A wind came down the street and played over his scales, bringing a long list of unfamiliar odors with it. A smile tugged at his lisps. Every world does seem to have a distinctive odor, though. Of course, every city back home had something of a distinctive aromoa, too, but… He shrugged, leaned against the lamp pole, put on his shades, and waved a hand to bring up a display. Might as well find something more interesting than 2nd street, since we will be here until tomorrow evening. Wonder if I can find a nice nature preserve where I can get out and stretch my wings? Too many cities have ordinances about flying.

He flipped through various screens, looking for something to do and wishing he’d looked things up earlier instead of simply planning to hit the bars with his crewmates as had become his habit. Looking at the cookie-cutter set of bars had just been too much, however, and going in felt like a waste. A couple stopped near him, arguing about something, but he paid them no mind. After a few minutes he considered switching street corners as they got harder to ignore.

He finally closed his windows out and turned to leave just as the woman crossed her arms. “…but you promised! You said we could go catch that movie! Hey, last time Leave got shortened we skipped out on those Opera tickets, you owe me!” The woman then stepped forward and ran her hand up and down the man’s chest. “Besides, wouldn’t you rather go sit in the dark with me than go by yourself to see some crumbling ancient junk?”

The man shook his head and wiped his hand down his face, then held his hands up in surrender. “Ok, ok. We can go to the movie. I really wanted to see this place, but fine.” The man sighed, he then turned and looked at Sunar. “Hey, buddie! Ya, you. Look, I got this ticket here, but my gal… well, you heard, I’m sure. So, you have any interest in a weapons museum? Supposedly this planet had some interesting armor back in th’ day, y’know?”

The man advanced, holding a couple of strip of plastic. Sunar felt one eyebrow rise. Physical tickets? On a major world? The man made to hand them off, and Sunar took a good look. The little strips of plastic had a map with a bright dot in the center, and another pulsing dot at the edge. Ah, I see. They help you find the place. Clever enough, I guess.

He shrugged, and dug into his pockets for some change. I’m not sure if they guy intended to give these to me as a freebie, or was hoping to trade them to pay for his movie tickets. He handed the guy enough change to pay for typical movie tickets, and took off in the direction the plastic seemed to indicate.

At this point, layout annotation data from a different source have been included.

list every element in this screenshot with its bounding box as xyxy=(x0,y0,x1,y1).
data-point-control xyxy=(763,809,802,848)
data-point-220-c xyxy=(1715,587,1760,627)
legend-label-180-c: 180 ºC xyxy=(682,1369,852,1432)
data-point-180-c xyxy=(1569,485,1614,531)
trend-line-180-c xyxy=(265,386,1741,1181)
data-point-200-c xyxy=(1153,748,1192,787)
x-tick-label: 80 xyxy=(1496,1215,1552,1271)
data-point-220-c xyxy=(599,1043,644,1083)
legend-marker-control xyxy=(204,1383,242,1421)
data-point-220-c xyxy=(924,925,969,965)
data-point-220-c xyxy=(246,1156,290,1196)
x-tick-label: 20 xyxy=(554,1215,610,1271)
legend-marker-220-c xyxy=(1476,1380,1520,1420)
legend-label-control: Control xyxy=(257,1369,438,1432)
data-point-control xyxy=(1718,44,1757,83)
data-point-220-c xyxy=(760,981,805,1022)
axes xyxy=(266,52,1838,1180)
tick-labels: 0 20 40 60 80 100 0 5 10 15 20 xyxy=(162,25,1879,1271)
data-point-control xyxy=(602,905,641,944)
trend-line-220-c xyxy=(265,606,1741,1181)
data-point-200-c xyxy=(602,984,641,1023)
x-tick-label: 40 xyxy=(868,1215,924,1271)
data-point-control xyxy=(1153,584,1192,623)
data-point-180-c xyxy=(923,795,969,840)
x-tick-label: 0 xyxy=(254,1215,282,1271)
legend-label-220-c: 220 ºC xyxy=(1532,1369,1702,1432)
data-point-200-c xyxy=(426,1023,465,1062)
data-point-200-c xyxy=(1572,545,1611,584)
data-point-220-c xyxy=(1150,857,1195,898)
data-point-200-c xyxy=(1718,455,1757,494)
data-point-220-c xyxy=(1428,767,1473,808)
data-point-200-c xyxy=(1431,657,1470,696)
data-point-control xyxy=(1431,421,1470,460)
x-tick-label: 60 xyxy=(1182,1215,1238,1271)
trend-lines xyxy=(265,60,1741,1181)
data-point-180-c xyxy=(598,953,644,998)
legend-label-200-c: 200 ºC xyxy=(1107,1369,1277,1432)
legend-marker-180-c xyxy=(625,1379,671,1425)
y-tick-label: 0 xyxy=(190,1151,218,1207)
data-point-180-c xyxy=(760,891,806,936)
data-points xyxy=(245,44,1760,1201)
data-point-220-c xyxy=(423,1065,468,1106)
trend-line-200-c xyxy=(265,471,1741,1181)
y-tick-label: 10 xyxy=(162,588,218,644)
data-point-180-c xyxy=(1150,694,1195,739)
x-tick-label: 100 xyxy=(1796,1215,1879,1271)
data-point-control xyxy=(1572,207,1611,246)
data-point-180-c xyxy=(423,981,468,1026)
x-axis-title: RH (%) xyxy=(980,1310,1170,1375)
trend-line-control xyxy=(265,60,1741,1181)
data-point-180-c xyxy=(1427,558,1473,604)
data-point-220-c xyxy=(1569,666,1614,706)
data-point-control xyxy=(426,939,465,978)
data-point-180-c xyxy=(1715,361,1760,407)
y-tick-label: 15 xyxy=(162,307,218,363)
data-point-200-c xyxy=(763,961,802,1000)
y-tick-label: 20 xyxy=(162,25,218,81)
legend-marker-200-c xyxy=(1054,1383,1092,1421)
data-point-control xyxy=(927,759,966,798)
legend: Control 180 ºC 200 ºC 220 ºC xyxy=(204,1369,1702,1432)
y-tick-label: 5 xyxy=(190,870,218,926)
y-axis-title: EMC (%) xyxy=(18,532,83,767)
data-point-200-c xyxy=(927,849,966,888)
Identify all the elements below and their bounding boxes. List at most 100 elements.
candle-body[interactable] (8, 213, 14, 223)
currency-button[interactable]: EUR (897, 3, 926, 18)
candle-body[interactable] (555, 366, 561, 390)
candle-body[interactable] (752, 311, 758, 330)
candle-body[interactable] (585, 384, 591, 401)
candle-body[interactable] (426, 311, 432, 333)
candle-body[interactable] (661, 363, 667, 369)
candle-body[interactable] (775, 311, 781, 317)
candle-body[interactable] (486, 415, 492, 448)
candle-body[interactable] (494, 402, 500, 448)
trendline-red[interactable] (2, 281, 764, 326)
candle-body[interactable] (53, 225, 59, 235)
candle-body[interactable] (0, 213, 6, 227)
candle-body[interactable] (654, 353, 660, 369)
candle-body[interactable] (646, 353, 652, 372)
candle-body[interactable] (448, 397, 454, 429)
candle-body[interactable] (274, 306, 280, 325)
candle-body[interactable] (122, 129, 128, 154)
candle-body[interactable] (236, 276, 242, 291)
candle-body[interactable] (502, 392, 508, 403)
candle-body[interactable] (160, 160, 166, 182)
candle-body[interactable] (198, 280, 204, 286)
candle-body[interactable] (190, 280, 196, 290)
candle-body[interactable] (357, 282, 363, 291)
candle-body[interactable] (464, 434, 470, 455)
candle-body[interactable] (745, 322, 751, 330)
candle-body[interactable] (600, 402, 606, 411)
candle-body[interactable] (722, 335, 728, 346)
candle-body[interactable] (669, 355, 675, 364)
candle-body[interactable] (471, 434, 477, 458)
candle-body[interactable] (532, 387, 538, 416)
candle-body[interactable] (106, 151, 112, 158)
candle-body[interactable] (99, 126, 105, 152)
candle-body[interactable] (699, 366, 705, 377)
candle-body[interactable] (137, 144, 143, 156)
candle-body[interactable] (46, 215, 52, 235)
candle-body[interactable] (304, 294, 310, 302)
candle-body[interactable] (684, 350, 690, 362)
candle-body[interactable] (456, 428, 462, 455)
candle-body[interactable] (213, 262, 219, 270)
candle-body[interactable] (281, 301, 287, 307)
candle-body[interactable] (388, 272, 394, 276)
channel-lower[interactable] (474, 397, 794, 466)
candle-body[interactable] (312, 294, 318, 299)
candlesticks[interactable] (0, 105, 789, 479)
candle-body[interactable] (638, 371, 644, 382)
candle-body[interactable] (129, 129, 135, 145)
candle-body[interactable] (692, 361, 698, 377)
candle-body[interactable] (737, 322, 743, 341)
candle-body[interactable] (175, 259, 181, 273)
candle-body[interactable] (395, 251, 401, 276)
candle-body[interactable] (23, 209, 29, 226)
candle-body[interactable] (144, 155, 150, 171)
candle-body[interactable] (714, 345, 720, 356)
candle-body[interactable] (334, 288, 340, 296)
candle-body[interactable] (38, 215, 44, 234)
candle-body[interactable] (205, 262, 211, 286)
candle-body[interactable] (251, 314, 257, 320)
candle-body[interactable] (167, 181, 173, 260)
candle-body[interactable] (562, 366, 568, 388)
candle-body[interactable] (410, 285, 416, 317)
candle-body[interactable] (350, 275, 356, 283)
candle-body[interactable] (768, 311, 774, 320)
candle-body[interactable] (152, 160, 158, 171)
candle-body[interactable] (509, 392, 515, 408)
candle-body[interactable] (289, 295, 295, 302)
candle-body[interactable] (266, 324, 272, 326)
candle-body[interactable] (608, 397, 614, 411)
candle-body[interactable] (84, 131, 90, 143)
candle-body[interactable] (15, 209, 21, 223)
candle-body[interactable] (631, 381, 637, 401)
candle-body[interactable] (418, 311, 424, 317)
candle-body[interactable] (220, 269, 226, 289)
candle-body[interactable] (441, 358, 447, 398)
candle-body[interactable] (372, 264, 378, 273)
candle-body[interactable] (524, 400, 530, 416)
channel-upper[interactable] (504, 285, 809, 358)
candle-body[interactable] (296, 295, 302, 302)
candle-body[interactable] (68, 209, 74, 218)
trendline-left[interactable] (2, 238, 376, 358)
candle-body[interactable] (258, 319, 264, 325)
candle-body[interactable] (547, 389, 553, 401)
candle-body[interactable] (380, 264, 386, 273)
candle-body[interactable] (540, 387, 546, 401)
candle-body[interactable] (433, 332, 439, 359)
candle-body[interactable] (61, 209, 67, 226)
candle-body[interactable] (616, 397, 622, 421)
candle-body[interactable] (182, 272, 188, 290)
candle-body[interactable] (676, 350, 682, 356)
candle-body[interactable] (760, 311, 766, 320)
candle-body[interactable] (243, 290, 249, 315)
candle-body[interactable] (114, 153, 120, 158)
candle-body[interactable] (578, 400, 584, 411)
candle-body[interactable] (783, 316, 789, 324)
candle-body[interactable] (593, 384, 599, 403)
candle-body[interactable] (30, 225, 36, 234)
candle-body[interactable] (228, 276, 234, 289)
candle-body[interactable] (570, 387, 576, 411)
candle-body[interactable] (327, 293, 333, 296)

It didn’t take long to find the place, but when he got there, he felt quite confused. A cloth banner had been hung against the typical side door of a non-descript warehouse in the middle of the warehouse district. I doubt this street even normally sees anything that isn’t automated more than a handful of times a week. He checked his ticket again, however, and it seemed to be leading him here, so he shrugged and entered. Either this is some private collection that someone is just starting to try and turn into a museum, or I have walked into some stupid ‘B’ rate movie and something unpleasant is about to happen. The thought brought a chuckle at his own paranoia. Stupid ‘B’ movies. I’ve seen too many of them, it seems. I’m getting paranoid.

He found himself in a generic hallway with doors at random intervals on both sides. A standard sized piece of paper taped to the wall indicated that he should continue down the hall, so they he did. After he passed a few doors on each side several doors suddenly opened at once in front of him, and he heard at least one open behind. Maybe I am just not paranoid enough?